I wonder what it is about stories of humans being shrunk down to tiny size or living in a land of giants that ever so fascinates us. Whatever it is, storytellers have been telling tales about just such a thing for centuries. From fairy tales like Tom Thumb to literature classics like Gulliver’s Travels and Alice and Wonderland to animated series for children, Doctor Who stories, and even the Marvel Cinematic Universe, we can’t seem to get enough of stories featuring humans getting shrunk.
In 1956, the great genre writer Richard Matheson got into the game with his novel The Shrinking Man. The following year Universal adapted it (as The Incredible Shrinking Man) with journeyman director Jack Arnold at the helm. The Criterion Collection has just released a lovely Blu-ray of that film with their usual batch of excellent extras.
The story pretty much follows the standard framework for these things – a regular-sized man starts to shrink for…reasons…we watch him interact with increasingly larger set pieces until he’s finally but a few inches tall. Then he has to battle against various creatures that would give a normal-sized human no problems, but become giant monsters to the tiny man he has become. He uses everyday items like pencils, matches, and scissors as weapons. These stories are almost always about the props and how good the set designers are.

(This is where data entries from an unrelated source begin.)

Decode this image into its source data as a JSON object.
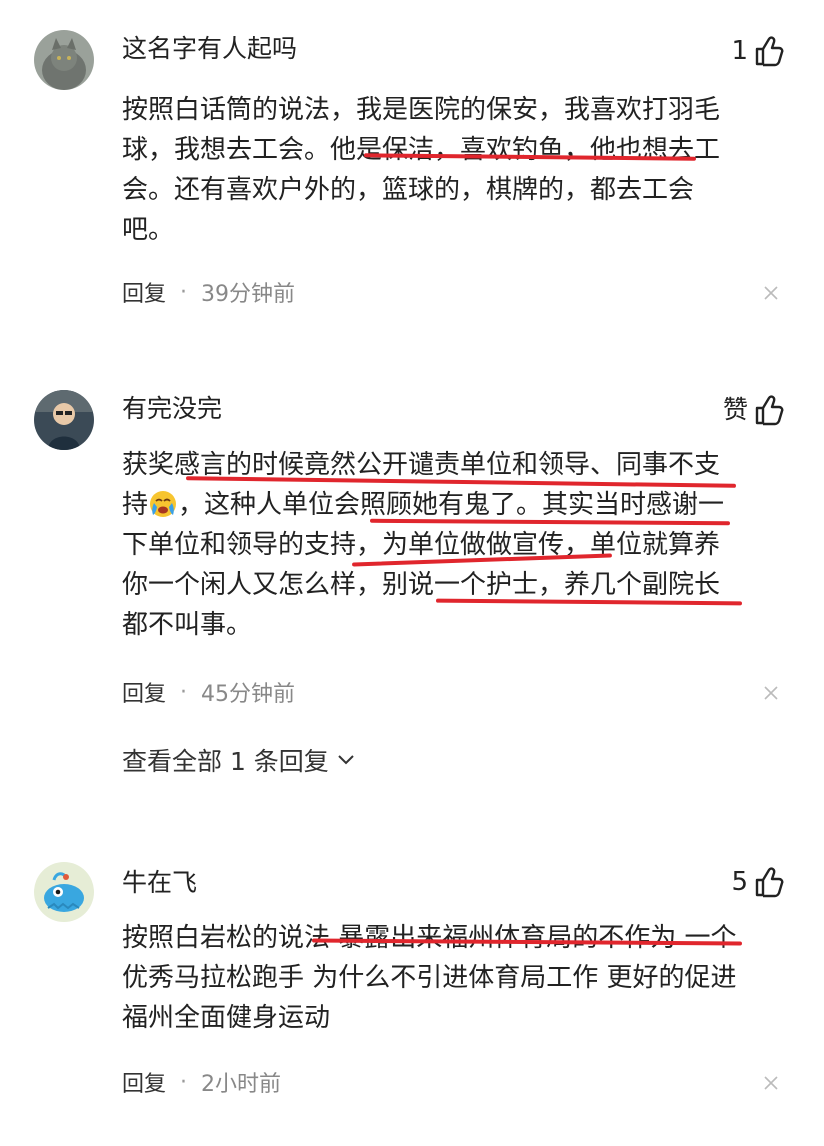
{
  "comments": [
    {
      "username": "这名字有人起吗",
      "likes": "1",
      "lines": [
        "按照白话筒的说法，我是医院的保安，我喜欢打羽毛",
        "球，我想去工会。他是保洁，喜欢钓鱼，他也想去工",
        "会。还有喜欢户外的，篮球的，棋牌的，都去工会",
        "吧。"
      ],
      "reply_label": "回复",
      "dot": "·",
      "time": "39分钟前"
    },
    {
      "username": "有完没完",
      "likes": "赞",
      "lines": [
        "获奖感言的时候竟然公开谴责单位和领导、同事不支",
        "持",
        "，这种人单位会照顾她有鬼了。其实当时感谢一",
        "下单位和领导的支持，为单位做做宣传，单位就算养",
        "你一个闲人又怎么样，别说一个护士，养几个副院长",
        "都不叫事。"
      ],
      "reply_label": "回复",
      "dot": "·",
      "time": "45分钟前",
      "view_all": "查看全部 1 条回复"
    },
    {
      "username": "牛在飞",
      "likes": "5",
      "lines": [
        "按照白岩松的说法 暴露出来福州体育局的不作为 一个",
        "优秀马拉松跑手 为什么不引进体育局工作 更好的促进",
        "福州全面健身运动"
      ],
      "reply_label": "回复",
      "dot": "·",
      "time": "2小时前"
    }
  ],
  "colors": {
    "underline": "#e0262d",
    "meta": "#888888",
    "text": "#222222"
  }
}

Matheson’s script adds in some marital difficulties into the mix (apparently the book gets a little more detailed in how the man’s shrunken size destroys his sex life, but in our 1950s-era film that’s sidelined), and some post-war existential dread that comes with a finale I almost don’t believe.
Matheson wrote the novel in the basement of the house he and his family were renting (as it was the only quiet place he could find). He says his inspiration came from a scene in Let’s Do It Again (1953) where Ray Milland puts on the wrong hat and finds it is way too big for him. The idea of someone’s clothes slowly becoming too large was interesting to him. But it is clear from the script that other things were swirling around in his head at the time – post-war malaise, anxiety over nuclear war, and anxiety over how he was going to support his family as an independent writer.

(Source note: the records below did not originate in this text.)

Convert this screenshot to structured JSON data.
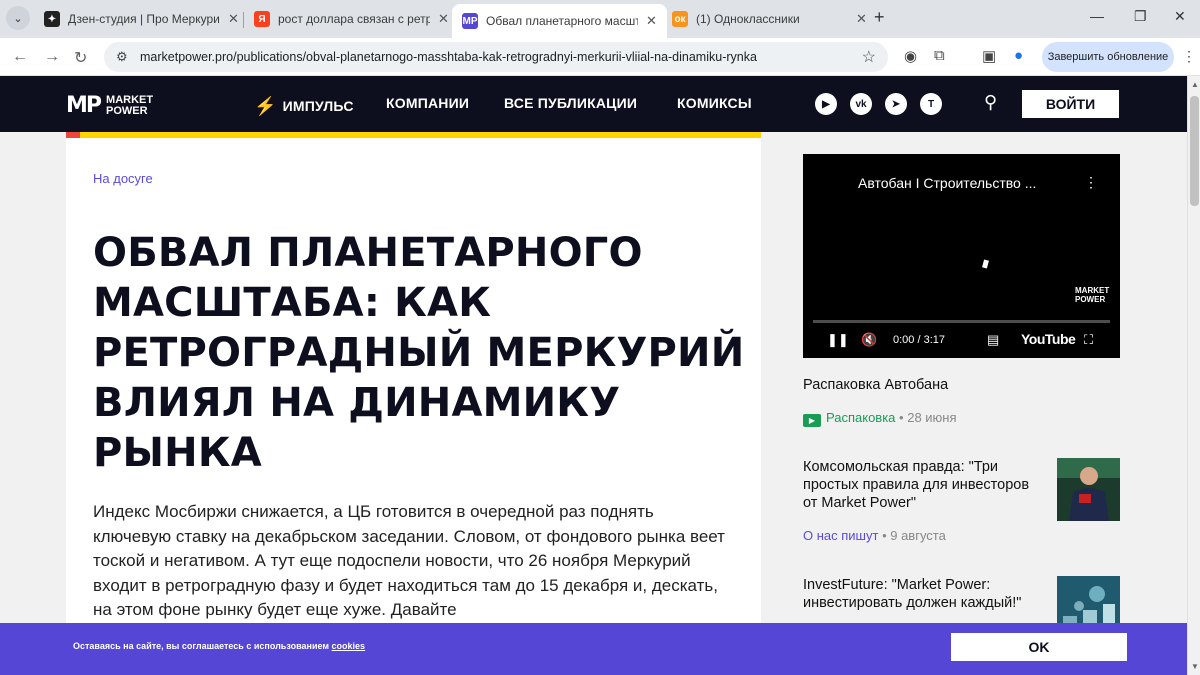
{
  "browser": {
    "tabs": [
      {
        "title": "Дзен-студия | Про Меркурий",
        "icon": "zen-studio-icon"
      },
      {
        "title": "рост доллара связан с ретрогр",
        "icon": "yandex-icon"
      },
      {
        "title": "Обвал планетарного масштаб",
        "icon": "marketpower-icon",
        "active": true
      },
      {
        "title": "(1) Одноклассники",
        "icon": "odnoklassniki-icon"
      }
    ],
    "url": "marketpower.pro/publications/obval-planetarnogo-masshtaba-kak-retrogradnyi-merkurii-vliial-na-dinamiku-rynka",
    "update_label": "Завершить обновление"
  },
  "site": {
    "logo_mark": "MP",
    "logo_text_line1": "MARKET",
    "logo_text_line2": "POWER",
    "nav": [
      "ИМПУЛЬС",
      "КОМПАНИИ",
      "ВСЕ ПУБЛИКАЦИИ",
      "КОМИКСЫ"
    ],
    "login_label": "ВОЙТИ",
    "accent_color": "#5546d6",
    "header_color": "#0d0e1e"
  },
  "article": {
    "category": "На досуге",
    "headline": "Обвал планетарного масштаба: как ретроградный Меркурий влиял на динамику рынка",
    "lead": "Индекс Мосбиржи снижается, а ЦБ готовится в очередной раз поднять ключевую ставку на декабрьском заседании. Словом, от фондового рынка веет тоской и негативом. А тут еще подоспели новости, что 26 ноября Меркурий входит в ретроградную фазу и будет находиться там до 15 декабря и, дескать, на этом фоне рынку будет еще хуже. Давайте"
  },
  "video": {
    "title": "Автобан I Строительство ...",
    "logo_line1": "MARKET",
    "logo_line2": "POWER",
    "time": "0:00 / 3:17",
    "brand": "YouTube"
  },
  "sidebar": {
    "items": [
      {
        "title": "Распаковка Автобана",
        "category": "Распаковка",
        "date": "28 июня"
      },
      {
        "title": "Комсомольская правда: \"Три простых правила для инвесторов от Market Power\"",
        "category": "О нас пишут",
        "date": "9 августа"
      },
      {
        "title": "InvestFuture: \"Market Power: инвестировать должен каждый!\""
      }
    ]
  },
  "cookie": {
    "text": "Оставаясь на сайте, вы соглашаетесь с использованием",
    "link": "cookies",
    "ok_label": "OK"
  }
}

It takes just a little too long to get to what everyone watches this film for, mainly the tiny man and the giant props that make him look that way. Scott Carey (Grant Williams) and his wife Louise (Randy Stuart) are out sailing one day when a radioactive cloud engulfs them (luckily, she is inside the boat and not affected by it). Weeks later, he notices that his clothes don’t fit exactly right and she no longer has to stand on her tip-toes to kiss him. Soon enough, his feet don’t touch the ground when he sits on the couch and small objects such as pencils and telephones are huge inside his increasingly tiny hands. There are visits to doctors as they try to figure out why this is happening and a lot of confrontations with his wife over his feelings of uselessness. All of this is fine, but it’s just scaffolding of which to build the more action-filled set pieces.
Once he is really tiny, we find him living in a dollhouse that shakes like there’s an earthquake whenever Louise walks down the stairs. While she’s out at the store, a cat chases him down into the basement. There he’s forced to live in a matchbox, and scrounge for water and food. He uses one needle as a sword and bends another to make a grappling hook with thread as a rope. He finds peril when the water heater bursts, when he must leap across the chasm spanning from two boards that make up a box, and when a hungry spider spies his tender bones.
The special effects crew did an amazing job with it. The oversized props look wonderful. There’s liberal use of back projection, matting, and split-screen. None of it is seamless but I doubt you’ll care. I certainly didn’t. I was too busy having fun at the movies. Seriously, I’ve watched more than a few of these shrinking man movies and this is by far the best one.
Criterion has given The Incredible Shrinking Man a new transfer from the original 35 mm negative. It looks fantastic. Maybe too much so because the various f/x shots, especially the mattes and back projection, stand out more than ever, but you can’t really complain about that. Extras include a lively commentary from genre-film historian Tom Weaver and horror-music expert David Schecter. There are new featurettes on the special effects and Jack Arnold’s career at Universal, a delightful conversation between Joe Dante and Dana Gould, plus archival interviews with Jack Arnold and Matheson’s son Richard Christian Matheson. There’s also a wonderful 8mm version of the film which acts like a highlight reel and a nice essay inside the booklet.